Rosana vive en el cuarto piso. Y está preocupada desde hace rato. El temor empezó cuando escuchó que la ola del Covid-19 se cerraba cada vez más sobre Latinoamérica, dejando a Uruguay a la espera del primer caso. Esa misma sensación se recrudeció cuando los primeros contagios se dispararon y vio por la tele como la gente, desquiciada, se tiraba arriba de las góndolas por un paquete de arroz. Nada la asustó más, sin embargo, que sentir al virus picando cerca en su círculo íntimo: el golpazo más grande llegó cuando se enteró de que tres de sus amigas íntimas habían ido al casamiento. Sí, a ese casamiento. Ahora las tres están en cuarentena, habla con ellas de vez en cuando y, mientras, se resguarda con su familia. Pero Rosana no solo tiene miedo; también está enojada. No la menciona, mastica las seis sílabas, pero llega a decir su nombre. ¿Importa? No. Está claro que habla de Carmela.

En estos días la mujer, que tiene 62 y está jubilada, no está sola. Mejor, dice. La compañía ahora es fundamental. Aunque sabe que la convivencia en estos días puede ser difícil, en su casa todavía no han surgido grandes dramas. Vive con sus tres hijos y todos están trabajando desde su apartamento a excepción del más chico que estudia en la facultad y que no está yendo a clases. Nadie sale desde hace cuatro días, y entre todos se cuidan. Nadie, claro, hasta hoy. A las cuentas había que pagarlas y allí fue. Se asomó al mundo con temor, pagó y se volvió. El tiempo que demoró entre el trámite y la charla al pie de la puerta alcanzó para intranquilizar a su hija, que ahora aparece en la esquina del pasillo buscándola. Ella también tiene miedo, pero por su madre.
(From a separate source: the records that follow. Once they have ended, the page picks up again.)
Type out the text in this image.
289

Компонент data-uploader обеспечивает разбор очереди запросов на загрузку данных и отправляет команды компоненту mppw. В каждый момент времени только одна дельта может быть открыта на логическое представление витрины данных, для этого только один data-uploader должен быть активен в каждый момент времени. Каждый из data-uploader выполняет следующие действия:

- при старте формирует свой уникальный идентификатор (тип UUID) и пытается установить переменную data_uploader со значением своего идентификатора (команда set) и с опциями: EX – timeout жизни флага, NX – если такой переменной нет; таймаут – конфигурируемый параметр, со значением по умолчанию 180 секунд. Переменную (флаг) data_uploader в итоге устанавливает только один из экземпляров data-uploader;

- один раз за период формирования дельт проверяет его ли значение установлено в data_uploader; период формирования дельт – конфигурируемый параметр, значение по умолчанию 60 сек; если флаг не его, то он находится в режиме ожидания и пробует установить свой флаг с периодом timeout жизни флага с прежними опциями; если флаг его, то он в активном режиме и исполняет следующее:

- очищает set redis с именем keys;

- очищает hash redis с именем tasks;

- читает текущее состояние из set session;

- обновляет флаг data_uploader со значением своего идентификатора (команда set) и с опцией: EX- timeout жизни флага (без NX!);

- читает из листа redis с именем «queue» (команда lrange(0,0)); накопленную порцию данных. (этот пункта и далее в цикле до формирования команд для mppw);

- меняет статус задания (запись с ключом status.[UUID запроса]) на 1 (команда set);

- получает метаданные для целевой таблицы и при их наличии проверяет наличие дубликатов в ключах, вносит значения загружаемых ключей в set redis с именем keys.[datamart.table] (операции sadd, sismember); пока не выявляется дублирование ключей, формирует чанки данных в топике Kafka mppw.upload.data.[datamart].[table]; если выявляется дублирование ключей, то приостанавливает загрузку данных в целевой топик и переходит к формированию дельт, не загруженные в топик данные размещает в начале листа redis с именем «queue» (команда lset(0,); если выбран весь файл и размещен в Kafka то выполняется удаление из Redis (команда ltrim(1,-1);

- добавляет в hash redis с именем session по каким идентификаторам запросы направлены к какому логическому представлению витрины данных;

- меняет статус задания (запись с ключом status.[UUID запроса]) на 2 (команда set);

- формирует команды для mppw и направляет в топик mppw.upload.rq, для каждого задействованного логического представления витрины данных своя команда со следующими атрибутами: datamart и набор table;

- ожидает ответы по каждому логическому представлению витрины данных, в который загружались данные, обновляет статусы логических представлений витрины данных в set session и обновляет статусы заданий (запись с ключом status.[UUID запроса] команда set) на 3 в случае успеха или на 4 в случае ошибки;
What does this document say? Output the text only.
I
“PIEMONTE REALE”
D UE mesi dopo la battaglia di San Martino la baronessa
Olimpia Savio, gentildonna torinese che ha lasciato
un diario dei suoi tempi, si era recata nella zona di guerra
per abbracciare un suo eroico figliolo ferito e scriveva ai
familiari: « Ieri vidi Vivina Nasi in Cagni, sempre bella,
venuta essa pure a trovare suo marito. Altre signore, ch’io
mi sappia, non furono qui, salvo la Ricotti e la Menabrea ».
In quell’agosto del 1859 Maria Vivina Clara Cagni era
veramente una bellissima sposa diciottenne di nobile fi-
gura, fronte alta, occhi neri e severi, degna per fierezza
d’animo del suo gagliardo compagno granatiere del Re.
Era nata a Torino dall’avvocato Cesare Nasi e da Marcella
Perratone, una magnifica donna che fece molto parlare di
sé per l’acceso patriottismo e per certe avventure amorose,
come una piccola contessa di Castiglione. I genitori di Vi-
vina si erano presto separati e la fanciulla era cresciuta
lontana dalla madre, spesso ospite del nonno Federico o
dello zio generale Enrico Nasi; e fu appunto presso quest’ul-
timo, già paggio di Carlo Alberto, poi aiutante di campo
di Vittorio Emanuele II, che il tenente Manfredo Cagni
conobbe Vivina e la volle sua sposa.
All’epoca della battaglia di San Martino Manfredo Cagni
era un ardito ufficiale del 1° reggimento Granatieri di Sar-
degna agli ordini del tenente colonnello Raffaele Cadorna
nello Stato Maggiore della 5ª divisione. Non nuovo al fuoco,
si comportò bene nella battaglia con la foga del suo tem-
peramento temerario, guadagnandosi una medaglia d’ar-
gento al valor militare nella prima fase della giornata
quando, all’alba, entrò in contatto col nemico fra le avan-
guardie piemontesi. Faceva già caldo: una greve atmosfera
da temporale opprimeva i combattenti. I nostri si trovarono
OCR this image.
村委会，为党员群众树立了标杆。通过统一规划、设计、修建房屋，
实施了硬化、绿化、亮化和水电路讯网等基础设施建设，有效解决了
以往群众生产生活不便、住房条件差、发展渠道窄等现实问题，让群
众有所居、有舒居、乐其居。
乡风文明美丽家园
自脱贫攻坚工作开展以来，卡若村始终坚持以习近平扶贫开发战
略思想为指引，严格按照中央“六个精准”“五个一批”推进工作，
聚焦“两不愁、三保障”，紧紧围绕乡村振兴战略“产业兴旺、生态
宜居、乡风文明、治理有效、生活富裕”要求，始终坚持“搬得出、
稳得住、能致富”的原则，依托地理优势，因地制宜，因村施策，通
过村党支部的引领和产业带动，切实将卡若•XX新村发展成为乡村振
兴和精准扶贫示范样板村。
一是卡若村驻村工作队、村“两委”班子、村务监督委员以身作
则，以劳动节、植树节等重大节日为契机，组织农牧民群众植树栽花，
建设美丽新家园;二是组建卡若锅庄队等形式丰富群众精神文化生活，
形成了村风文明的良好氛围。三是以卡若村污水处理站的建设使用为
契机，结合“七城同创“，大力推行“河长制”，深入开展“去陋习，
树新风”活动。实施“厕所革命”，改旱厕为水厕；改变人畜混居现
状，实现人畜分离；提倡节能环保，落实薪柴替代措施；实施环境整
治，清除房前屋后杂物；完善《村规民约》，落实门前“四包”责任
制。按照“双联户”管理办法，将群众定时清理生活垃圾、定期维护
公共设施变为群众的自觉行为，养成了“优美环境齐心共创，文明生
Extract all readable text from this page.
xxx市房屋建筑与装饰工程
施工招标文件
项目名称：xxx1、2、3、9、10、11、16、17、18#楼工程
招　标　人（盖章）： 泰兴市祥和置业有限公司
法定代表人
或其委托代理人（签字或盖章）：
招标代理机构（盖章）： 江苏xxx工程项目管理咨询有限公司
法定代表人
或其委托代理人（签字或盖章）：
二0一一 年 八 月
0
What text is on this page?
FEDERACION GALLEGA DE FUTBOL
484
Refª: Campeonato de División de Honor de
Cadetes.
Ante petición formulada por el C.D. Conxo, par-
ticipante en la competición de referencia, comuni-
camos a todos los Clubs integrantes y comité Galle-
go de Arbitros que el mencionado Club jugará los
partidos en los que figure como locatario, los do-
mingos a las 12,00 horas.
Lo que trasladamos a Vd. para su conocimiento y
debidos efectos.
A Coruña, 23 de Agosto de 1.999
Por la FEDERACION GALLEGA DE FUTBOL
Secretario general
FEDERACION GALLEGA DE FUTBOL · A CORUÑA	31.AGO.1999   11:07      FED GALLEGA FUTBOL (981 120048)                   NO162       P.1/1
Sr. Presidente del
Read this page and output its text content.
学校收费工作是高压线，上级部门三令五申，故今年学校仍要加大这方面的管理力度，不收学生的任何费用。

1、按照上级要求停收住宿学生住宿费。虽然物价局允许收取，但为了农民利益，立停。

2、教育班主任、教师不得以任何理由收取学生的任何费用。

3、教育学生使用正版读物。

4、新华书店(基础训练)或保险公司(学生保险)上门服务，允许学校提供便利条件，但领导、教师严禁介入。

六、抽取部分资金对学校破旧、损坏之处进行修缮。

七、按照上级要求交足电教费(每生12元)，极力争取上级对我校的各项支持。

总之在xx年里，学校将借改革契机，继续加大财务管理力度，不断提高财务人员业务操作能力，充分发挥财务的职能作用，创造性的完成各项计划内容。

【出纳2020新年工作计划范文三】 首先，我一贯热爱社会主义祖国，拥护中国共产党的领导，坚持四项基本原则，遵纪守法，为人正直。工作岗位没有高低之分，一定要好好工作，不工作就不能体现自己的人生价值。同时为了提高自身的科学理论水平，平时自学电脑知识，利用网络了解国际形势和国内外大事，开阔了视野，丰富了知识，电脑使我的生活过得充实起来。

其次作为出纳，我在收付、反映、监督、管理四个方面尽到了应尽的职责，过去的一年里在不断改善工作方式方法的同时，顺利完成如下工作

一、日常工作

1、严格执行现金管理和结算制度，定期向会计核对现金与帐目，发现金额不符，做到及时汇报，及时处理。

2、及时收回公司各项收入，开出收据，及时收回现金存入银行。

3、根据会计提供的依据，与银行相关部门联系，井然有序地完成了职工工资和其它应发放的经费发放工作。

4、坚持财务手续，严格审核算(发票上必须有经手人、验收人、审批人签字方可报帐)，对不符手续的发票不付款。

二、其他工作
Antes de recluirse de nuevo quien sabe hasta cuándo, Rosana se da vuelta con una sonrisa a medias. “Es bueno hablar de esto con alguien”.

***

Arlette llama por teléfono. Está bien; era una opción y el número estaba en el papel del ascensor. Es sensato, además. No hay que arriesgarse. Mantengamos las distancias. Y ella es precavida. Precavida e informada. En el edificio lo sabemos: si queremos entender bien lo que pasa en esta mole de cemento ubicada en algún punto de Pocitos, con la que tenemos que hablar es con ella. Y lo bueno es que siempre la vas a agarrar de buen humor y lista para un comentario pícaro. Incluso en la previa de esta situación que parece apenas haber comenzado.

“Hoy salí. No había salido en dos semanas. Mi marido se agarró un resfrío brutal y tiene 89 años, y en este edificio hay mucha gente. Decidimos estar lo más aislados posibles. Solo fui a hacer un mandado y mañana nos vamos para afuera, a la costa. Acá somos cuatro: mi nieto, mi hijo, mi marido y yo. Y la perrita. Yo no pienso salir más en cuando esté allá. Y no vamos a recibir a nadie. ¿Me asusté, sabés?”, dice del otro lado del parlante del celular y tres pisos más abajo.

Rápidamente, Arlette hace un paneo general de la situación de gran parte de los vecinos del edificio. Está conectada y lo hace saber. También habla de las compras, de la avalancha de carros llenos que vio pasar por la ventana del primer piso hace un par de días. Tiene 76 años y hace 56 que vive en el mismo apartamento. Recuerda con voz ligera que la última vez que vio tanta desesperación por una lata de atún, por un papel higiénico, fue después del golpe de febrero de 1973. Lo vio a través del mismo cristal. 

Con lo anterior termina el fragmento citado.